Non siamo intervenuti sulle accise sui tabacchi. Noi monitoreremo giornalmente l’andamento dei prezzi che evolvono in modo assai erratico in base alle situazioni di conflitto”, ha detto ancora Giorgetti. “È chiaro che la situazione evolve di giorno in giorno. Oggi ad esempio il prezzo del Brent è in calo, la speranza è che questo si traduca tra qualche giorno anche in una diminuzione del prezzo alla pompa“.

Le coperture del decreto carburanti, che “entrerà in vigore da mezzanotte”, quindi dal 28 luglio, “vengono in parte dalle accise mobili – ma che si riferiscono al mese pregresso perché attendiamo agosto per usare quelle maturate a luglio – in parte dalle sanzioni Antitrust, e in parte dal Fondo per gli interventi strutturali di politica economica”, ha detto il Ministro Giorgetti in conferenza stampa. “Le accise mobili sono un unicum in Europa, nessun altro Paese europeo si è preso una misura di questo tipo.

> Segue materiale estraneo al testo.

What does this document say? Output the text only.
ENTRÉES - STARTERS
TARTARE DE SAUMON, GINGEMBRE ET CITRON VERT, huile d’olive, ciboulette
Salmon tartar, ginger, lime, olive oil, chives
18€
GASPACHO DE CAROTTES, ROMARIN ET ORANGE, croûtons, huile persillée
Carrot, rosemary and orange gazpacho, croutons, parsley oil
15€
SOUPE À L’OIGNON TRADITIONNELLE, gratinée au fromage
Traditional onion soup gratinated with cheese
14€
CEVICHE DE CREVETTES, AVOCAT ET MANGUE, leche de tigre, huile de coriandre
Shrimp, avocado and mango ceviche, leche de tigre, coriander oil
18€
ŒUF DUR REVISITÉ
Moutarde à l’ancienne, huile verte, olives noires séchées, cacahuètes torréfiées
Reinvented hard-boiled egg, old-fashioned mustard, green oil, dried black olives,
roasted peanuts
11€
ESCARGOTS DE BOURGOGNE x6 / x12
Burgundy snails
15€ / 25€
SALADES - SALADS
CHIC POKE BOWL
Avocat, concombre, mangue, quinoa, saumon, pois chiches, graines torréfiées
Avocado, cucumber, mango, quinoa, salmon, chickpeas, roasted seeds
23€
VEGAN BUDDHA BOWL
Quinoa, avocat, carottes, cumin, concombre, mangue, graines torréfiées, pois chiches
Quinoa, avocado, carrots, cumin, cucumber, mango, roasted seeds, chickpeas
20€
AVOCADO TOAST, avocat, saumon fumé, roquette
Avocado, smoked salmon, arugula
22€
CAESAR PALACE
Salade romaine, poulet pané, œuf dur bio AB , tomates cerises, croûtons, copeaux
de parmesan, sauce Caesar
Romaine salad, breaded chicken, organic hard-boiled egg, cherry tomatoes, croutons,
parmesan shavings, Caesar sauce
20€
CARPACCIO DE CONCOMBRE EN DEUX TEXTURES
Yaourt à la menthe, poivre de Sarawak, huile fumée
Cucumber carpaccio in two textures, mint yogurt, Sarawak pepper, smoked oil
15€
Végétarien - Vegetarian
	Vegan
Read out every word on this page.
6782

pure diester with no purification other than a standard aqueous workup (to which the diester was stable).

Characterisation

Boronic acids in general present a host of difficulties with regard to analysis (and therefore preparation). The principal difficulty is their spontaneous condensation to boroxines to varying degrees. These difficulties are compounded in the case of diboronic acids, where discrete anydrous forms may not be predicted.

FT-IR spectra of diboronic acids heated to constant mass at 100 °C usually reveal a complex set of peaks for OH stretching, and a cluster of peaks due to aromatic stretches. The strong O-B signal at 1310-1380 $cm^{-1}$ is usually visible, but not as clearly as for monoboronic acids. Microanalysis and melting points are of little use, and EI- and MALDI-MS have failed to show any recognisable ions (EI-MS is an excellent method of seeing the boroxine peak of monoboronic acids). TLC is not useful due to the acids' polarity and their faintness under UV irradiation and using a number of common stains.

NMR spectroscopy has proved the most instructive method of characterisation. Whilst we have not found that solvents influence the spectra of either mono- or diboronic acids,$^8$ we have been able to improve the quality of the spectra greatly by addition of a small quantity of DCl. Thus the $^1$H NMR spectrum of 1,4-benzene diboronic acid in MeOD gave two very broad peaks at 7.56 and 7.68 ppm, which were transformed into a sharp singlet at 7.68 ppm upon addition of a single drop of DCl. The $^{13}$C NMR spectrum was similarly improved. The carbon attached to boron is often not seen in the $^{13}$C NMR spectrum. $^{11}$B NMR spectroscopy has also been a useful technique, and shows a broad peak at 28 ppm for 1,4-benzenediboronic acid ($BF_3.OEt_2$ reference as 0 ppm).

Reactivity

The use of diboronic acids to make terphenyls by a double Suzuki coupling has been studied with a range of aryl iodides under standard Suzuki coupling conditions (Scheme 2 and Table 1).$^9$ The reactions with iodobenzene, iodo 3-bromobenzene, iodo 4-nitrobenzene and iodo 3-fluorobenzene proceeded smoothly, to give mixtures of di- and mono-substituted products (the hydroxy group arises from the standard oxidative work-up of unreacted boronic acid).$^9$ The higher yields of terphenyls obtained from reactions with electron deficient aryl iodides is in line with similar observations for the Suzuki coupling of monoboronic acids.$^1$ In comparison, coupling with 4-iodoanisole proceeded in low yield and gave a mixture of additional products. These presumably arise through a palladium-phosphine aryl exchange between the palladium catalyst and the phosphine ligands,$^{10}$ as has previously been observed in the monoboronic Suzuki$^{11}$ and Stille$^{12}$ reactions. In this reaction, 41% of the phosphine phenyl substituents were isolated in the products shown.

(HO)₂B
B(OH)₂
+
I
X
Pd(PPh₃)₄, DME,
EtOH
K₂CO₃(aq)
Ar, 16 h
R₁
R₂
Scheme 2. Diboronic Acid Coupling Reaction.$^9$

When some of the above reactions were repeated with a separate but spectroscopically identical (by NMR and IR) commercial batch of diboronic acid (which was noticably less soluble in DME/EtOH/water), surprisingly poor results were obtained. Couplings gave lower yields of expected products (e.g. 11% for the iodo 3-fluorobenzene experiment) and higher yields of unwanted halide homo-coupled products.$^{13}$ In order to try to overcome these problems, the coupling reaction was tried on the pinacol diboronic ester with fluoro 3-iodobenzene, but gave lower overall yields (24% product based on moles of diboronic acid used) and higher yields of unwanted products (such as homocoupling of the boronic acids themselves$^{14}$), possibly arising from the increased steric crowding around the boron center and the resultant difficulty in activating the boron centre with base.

Il governo ha utilizzato le accise mobili e in più ha messo risorse nel bilancio, altrimenti non avremmo potuto fare questo intervento“, ha aggiunto.

L’ondata sulle bollette, se la situazione” internazionale “non si risolve, arriverà. Il governo ha già preso provvedimenti, e altri ne prenderà, anche su quel fronte“, ha detto ancora Giorgetti.

Meloni: “il taglio sul gasolio non risolve il problema ma è una risposta tempestiva”

“Le tensioni internazionali stanno facendo salire di nuovo il prezzo dei carburanti e, con esso, il costo di tutto quello che viaggia su strada. Di fronte a questo rincaro, che non abbiamo determinato ma dobbiamo gestire, abbiamo deciso di intervenire subito: oggi il Cdm ha approvato, con decreto, un taglio immediato sul gasolio, il carburante che pesa di più su trasporti, agricoltura e sui prezzi che ogni famiglia paga. Sappiamo che non risolve il problema. Ma è una risposta tempestiva e responsabile, tenendo in considerazione le poche risorse che abbiamo e un quadro internazionale in continua evoluzione“, ha scritto su X il Premier Giorgia Meloni. “Seguiamo giorno per giorno l’evolversi della situazione, anche sul fronte del conflitto, e torneremo a riunirci prima della scadenza per decidere i passi successivi. Faremo tutto quello che possiamo per non lasciare soli i cittadini e chi manda avanti la Nazione“, aggiunge Meloni.